The president told Bishop Hughes that "the false idea had been industrious[ly] circulated by interested partisans in Mexico that our object was to overthrow their religion & rob their churches."
The Bishop, wrote Polk, "fully agreed with me" that such impressions needed to be corrected. The President's idea was to have American priests who spoke Spanish accompany the army as chaplains. In Mexico, he reasoned, the priests could give "assurance to the Catholic clergy in Mexico that under our constitution their religion and church property would be secure" and, in fact, would even be protected by the army.
An 'agreeable man'
Hughes "expressed his entire willingness to cooperate," Polk wrote, and even "expressed his willingness to visit Mexico himself," since he knew the archbishop of Mexico.
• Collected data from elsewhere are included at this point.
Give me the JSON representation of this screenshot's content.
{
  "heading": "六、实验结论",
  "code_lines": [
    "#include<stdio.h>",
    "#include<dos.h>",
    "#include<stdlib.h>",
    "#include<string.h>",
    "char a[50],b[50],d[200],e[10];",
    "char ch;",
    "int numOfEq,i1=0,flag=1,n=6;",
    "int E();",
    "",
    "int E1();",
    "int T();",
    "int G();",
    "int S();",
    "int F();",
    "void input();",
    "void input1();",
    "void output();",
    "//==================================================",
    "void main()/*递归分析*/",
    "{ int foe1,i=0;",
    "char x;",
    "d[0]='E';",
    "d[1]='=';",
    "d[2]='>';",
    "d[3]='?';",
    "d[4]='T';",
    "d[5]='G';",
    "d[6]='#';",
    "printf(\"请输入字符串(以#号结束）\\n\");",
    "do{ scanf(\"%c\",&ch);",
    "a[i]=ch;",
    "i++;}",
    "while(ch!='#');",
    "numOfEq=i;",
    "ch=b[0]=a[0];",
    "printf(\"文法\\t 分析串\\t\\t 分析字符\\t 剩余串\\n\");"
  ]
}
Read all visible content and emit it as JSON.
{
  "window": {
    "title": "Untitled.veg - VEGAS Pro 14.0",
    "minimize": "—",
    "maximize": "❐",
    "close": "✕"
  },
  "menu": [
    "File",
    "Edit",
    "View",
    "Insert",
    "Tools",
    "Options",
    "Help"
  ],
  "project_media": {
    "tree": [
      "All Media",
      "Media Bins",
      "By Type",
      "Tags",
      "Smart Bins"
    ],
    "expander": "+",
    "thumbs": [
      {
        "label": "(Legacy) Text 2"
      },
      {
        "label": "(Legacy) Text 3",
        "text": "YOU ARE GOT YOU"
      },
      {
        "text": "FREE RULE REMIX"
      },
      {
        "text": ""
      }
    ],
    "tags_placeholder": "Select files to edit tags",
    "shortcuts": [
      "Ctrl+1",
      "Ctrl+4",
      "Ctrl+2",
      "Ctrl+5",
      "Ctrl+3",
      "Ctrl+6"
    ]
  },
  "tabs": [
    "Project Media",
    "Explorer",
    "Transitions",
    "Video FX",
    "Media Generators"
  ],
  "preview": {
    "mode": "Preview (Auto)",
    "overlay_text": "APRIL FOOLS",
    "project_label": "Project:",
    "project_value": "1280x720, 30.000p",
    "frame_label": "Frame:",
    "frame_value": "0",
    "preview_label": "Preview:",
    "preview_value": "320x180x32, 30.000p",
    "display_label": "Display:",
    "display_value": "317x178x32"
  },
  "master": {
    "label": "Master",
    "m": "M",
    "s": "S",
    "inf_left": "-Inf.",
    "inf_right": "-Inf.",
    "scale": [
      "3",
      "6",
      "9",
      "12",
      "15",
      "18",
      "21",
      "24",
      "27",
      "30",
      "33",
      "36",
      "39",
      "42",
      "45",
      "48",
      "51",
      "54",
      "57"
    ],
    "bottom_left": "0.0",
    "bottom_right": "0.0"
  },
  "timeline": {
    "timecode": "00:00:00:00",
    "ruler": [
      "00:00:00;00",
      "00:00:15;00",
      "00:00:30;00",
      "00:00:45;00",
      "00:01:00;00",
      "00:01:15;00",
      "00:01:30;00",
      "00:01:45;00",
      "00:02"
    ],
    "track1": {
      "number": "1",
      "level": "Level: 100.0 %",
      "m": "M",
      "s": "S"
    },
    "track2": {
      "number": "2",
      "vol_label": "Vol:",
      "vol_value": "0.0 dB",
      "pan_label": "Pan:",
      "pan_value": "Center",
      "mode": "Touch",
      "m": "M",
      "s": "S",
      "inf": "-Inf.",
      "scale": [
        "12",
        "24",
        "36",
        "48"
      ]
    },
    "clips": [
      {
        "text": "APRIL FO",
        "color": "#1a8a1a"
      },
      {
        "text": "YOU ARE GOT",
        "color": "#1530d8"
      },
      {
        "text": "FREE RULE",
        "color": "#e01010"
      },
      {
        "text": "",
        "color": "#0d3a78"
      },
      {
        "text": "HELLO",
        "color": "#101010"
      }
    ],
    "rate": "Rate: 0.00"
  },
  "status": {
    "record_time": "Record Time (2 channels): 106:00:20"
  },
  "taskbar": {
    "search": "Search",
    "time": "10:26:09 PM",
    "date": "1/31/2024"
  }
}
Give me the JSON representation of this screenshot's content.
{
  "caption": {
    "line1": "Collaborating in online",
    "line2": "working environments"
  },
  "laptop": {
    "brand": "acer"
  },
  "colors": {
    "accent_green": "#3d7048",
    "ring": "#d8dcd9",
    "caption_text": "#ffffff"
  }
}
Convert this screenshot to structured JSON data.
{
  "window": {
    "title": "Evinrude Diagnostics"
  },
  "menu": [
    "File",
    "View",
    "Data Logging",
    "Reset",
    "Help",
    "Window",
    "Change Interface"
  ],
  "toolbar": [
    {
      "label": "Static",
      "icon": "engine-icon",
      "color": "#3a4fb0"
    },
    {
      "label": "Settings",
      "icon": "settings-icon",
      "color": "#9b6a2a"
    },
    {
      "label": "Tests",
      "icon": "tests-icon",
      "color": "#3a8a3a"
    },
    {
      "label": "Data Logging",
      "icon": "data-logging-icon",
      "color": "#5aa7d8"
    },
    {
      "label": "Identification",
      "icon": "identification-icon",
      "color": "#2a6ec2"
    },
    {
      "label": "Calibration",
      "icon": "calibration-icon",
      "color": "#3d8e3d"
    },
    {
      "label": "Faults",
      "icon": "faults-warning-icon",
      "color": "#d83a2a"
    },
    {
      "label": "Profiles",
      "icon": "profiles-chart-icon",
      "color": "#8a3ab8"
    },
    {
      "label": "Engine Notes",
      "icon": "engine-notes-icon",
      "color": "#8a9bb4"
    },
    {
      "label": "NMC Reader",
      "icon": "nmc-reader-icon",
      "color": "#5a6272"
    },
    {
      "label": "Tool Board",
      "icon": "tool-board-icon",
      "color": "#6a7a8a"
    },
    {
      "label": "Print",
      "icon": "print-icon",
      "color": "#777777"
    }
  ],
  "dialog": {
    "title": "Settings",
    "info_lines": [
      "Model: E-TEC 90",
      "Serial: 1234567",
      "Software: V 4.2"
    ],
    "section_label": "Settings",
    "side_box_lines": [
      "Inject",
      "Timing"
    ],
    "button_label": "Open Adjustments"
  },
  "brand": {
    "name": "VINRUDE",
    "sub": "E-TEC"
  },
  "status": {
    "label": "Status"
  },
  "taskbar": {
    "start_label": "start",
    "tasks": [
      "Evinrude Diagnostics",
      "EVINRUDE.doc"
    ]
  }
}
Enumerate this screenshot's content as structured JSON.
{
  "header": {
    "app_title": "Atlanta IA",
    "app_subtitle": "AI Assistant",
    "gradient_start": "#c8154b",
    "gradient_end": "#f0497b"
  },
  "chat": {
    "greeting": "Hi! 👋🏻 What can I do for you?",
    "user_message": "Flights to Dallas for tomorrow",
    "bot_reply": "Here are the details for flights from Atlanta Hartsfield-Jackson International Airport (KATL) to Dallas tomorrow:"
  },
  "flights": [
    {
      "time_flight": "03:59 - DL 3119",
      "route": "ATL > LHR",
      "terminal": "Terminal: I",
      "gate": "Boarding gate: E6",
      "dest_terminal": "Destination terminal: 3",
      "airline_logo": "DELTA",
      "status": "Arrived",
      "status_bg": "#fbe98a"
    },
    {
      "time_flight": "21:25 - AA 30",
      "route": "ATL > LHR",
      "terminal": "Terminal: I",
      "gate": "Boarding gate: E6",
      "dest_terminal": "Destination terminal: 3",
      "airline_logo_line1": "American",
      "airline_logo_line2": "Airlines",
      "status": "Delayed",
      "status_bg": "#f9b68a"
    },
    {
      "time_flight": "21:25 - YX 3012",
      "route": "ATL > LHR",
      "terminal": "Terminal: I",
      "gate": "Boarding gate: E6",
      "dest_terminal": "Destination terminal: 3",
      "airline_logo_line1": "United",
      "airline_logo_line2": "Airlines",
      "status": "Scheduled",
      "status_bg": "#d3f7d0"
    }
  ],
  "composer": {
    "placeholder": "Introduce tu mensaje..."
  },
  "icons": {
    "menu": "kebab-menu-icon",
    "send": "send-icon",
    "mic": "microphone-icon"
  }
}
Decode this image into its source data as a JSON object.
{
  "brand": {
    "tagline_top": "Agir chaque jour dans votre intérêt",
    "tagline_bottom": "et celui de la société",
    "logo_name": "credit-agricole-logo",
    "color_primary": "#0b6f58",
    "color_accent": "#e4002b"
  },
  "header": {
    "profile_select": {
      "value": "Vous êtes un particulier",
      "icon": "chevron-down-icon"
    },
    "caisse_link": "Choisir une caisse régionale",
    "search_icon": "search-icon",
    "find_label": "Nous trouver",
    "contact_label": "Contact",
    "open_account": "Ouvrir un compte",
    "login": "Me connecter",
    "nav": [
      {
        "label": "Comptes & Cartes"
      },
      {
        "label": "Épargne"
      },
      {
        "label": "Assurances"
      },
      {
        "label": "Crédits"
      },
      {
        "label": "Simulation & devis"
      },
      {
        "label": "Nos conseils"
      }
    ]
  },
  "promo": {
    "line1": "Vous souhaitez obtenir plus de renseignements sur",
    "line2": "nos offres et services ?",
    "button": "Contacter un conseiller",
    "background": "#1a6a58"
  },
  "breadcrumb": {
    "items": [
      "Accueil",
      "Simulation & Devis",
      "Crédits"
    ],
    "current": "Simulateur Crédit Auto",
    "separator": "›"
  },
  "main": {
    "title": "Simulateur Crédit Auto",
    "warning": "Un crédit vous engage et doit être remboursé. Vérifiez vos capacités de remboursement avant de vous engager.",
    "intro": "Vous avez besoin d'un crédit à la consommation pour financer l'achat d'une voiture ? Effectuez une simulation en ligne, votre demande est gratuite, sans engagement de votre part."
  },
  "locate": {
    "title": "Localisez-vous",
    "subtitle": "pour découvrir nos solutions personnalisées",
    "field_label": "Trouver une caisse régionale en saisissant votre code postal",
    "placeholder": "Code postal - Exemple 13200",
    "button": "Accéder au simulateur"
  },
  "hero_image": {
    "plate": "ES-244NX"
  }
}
After their discussion, the President and the Bishop retired to a reception "in the parlour below." Assessing Hughes in his diary, Polk described him as "a highly intelligent and agreeable man, and my interview with him was of the most satisfactory character."
The next day, May 20, 1846, Polk met with "the Catholic Bishop of Missouri," whom he did not name. Again, the topic was Catholic priests who could serve as army chaplains and "allay the fears of the Mexican Catholics." The Bishop agreed to provide such clergy. With such aid, the President confided to his diary, the war would be "easy...and of short duration." Without it, "the resistance to our forces will be desperate."
Objections
But the notion of Catholic chaplains didn't sit well with everyone. Later in 1846, a Protestant minister met with Polk to deliver "a violent & most intolerant attack on the Roman Catholics," and to threaten to "attack the Administration upon religious grounds because of the employment of these Catholic Priests."
The President, in an Oct. 14 entry in his diary, said he "felt great contempt for" the minister "and for his religion and gave him my mind freely. I told him that, thank God, under our constitution there was no connection between Church and State, and that in my action as President of the U.S. I recognized no distinction of creeds in my appointments to office."
But while he had called the priests "chaplains" in his conversations with the two Catholic bishops, Polk told the Protestant minister that they were "not chaplains...but...employees, such as armies often require, who had been sent out for the purposes stated." He noted that as president, he had named several Navy chaplains "without regard to the sects of religion to which they belonged"; but, he added, "I had appointed no Catholic Priests."